Woodyanders Professor Carr (stolid Jacques Herlin) and his assistant Lois (the luscious Malisa Longo) are kidnapped by an army of evil robots. It's up to stalwart Captain John Boyd (the hopelessly wooden Antonio Sabato) and his intrepid crew of space rangers to save them. Totally all-thumbs director Alfonso Brescia allows the pace to plod along at a sluggish pace and stages the action scenes with an alarming lack of skill and finesse. The tacky (far from) special effects, Silvio Fraschetti's cruddy, grainy cinematography, the rusty tin-eared dialogue (choice line: "So, you have a plan; perhaps you're planning on murdering everybody"), Marcello Giombini's goofy synthesizer score, the uniformly terrible acting from a dreadful cast, the bland, talky cookie cutter script, and the lousy dubbing all add immensely to the overall deliciously cheesy fun.

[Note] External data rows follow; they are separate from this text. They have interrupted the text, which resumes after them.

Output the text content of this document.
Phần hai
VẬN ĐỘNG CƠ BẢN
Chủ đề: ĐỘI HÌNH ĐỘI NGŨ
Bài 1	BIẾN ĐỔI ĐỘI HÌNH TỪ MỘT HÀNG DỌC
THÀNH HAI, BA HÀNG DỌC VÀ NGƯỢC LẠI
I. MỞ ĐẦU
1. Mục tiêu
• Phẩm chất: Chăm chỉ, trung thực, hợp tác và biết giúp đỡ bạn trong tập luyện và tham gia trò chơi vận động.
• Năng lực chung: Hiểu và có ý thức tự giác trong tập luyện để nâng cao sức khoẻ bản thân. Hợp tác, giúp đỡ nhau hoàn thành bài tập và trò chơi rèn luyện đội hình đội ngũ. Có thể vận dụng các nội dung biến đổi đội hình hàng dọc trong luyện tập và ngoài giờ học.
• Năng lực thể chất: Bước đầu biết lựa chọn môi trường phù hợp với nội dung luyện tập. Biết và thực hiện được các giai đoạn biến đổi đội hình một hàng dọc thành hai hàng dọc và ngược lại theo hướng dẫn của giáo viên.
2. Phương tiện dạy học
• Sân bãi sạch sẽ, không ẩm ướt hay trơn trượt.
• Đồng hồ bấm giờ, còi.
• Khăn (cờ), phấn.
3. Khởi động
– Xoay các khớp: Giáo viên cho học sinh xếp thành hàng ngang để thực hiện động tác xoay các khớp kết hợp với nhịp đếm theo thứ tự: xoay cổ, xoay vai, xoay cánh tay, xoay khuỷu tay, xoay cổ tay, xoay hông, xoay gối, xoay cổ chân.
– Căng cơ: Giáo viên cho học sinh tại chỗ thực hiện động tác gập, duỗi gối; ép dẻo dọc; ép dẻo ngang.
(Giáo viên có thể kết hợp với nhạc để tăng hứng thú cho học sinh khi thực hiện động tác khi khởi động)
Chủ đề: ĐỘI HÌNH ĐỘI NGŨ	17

Sabato makes for a singularly colorless and underwhelming lead. Giacomo Rossi-Stuart as the stoic Roger, Aldo Canti as the bald, benign Kuba the Alien, and Dino Scandiuzzi as the eager young Jack are all likewise pretty bad. At least the cute Yanti Somer as the gutsy Julie and the ravishing Longo as the treacherous Lois supply some tasty eye candy. Campy highlights include a couple of sub-"2001" spacewalk scenes, two uproariously pathetic "Star Wars"-inspired laser swordfight sequences, and the spectacularly shoddy protracted spacefighter battle sequence which serves as the film's less-than-thrilling climax. Moreover, the evil robot army is quite funny: they're a bunch of guys wearing silver lame outfits and sporting retro 60's British invasion band moptop wigs. An amusingly awful gut-buster.
Jonny_Numb Call me crazy, but I found "War of the Robots" to be a campy charmer. While the plot--involving a crazy professor and an "empress" (who looks like Zora Kerowa's evil twin), a league of blind alien beings, and a league of Aryan robots--is negligible, the film possesses a low-budget spirit that carries it quite a ways. Sure, it feels like a rip-off of "Star Wars," "Star Trek," "Dark Star," and even "Cave Dwellers" (which came a few years later), but it's low-budget fun in the same way that playing with "A-Team" action figures was fun when I was 5. That, and the atrocious special effects, lousy dubbing, chintzier sets, and sci-fi tropes (ray-guns that are really nothing but souped-up flashlights) makes "War of the Robots" especially juicy for a MST3K-style skewering with a group of friends (one wonders how this avoided the Satellite of Love).